A list of Large Language Models
Here is a list of LLM I'll update each time I stumble upon a new of these Large Language Models.
One of the key metric when describing LLM is their number of parameters: that is the number of weights (a floating point number) that describes each connection between the neurons in the neural network.
So basically, one parameter = one neural connection.
To get some perspective, a human brain has around 80 billion neurons with one to ten thousand connections each. So a human brain should have more than 80 trillion, and possibly hundreds of trillions of neural connections (also called synapses).
GPT-3
One of the first very famous LLM, created by OpenAI. You can use it for free via chatGPT. 175 billion parameters. Very good. Training cost: $4 millions.
GPT-4
The best LLM available. Absolutely impressive. From OpenAI. You can use it via chatGPT if you are a premium user ($20 / month). Difficult to say how many parameters it has, some say 100 trillions. Training cost: several tens of million dollars.
LLaMa
FaceBooks LLM. Released for research use in March 2023. Comes in different size: 7b, 13b ...
You can run Llama on your computer using Dalai.
Alpaca
Based on LLaMa, then fine trained using chatGPT as instructor (although this is against OpenAI terms of use that state that you cannot use GPT's output to train another model).
The training from LLaMa to Alpaca was done by a research team from Stanford University, for a tiny cost of $600.
Vicuna
Based on LLaMa, then fine trained using shared chatGPT conversations from shareGPT.
You can install Vicuna on your local computer with fastchat.
StableML
Open source LLM from Stability AI (the same who created the Midjourney alternative: Stable Diffusion). First alpha version released in April 2023. Currently 7b parameters. Currently crap.
MiniGPT-4
That one isn't an LLM on its own, but it's an interface to Vicuna to which was added some image analysis layer, allowing it to process images as input. Test it on MiniGPT-4.
Why is it important?
The big question now in mid 2023 is whether good LLM will only be available from a small list of big corporations, or if some good open source LLM will be available for free.
Will we be able to run efficient LLMs on our local computers? In two or three years, will each of our smartphones have their incorporated LLM? What would we call them then? Smart Smartphones?
Currently, GPT-4 is far better than any of its competitors.
Interfaces
A LLM is a bit multi gigabytes file. Using it isn't really easy, and you'll surely need a web interface to make your life simpler. Here are a few web interfaces that helps you interact with LLMs:
- oobabooga: gives you a web interface to use LLaMa, GPT-J, Pythia, ... and many other models. Will install a ton of stuff on your computer from Python, to PHP, ... :-/. I never really managed to reach the end of the install procedure.
- Dalai: light and easy interface written in NodeJS to install and use Llama or Alpaca. It's simple, it works. It's just too bad that it hasn't been really active recently and I have no way of knowing how to use the latest models with it.
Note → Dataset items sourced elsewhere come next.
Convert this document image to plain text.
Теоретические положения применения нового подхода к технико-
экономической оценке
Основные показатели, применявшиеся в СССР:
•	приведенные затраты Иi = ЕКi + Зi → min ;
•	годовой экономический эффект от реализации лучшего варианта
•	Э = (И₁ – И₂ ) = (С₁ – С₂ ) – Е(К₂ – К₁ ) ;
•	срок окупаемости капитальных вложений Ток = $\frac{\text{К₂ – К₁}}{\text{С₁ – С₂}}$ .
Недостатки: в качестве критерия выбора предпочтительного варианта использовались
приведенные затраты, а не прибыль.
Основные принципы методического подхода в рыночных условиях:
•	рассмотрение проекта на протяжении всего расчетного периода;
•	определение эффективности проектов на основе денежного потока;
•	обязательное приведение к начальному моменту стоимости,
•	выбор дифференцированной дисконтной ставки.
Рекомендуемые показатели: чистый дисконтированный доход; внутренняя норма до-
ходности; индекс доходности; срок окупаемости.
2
- FastChat: open platform to train, use and evaluate LLMs. I think this was used to train Vicuna.
So you see that hundreds of people are already busy at work building the smartest Large Language Models possible. Hundreds of other people are working on interfaces so that these sophisticated models get easy to use for anyone. And in the following story, you'll see that other people are also working hard to create autonomous agents that leverage these models to handle more and more complex tasks on their own.
Looks like the AI industry is creating quite a lot of new jobs.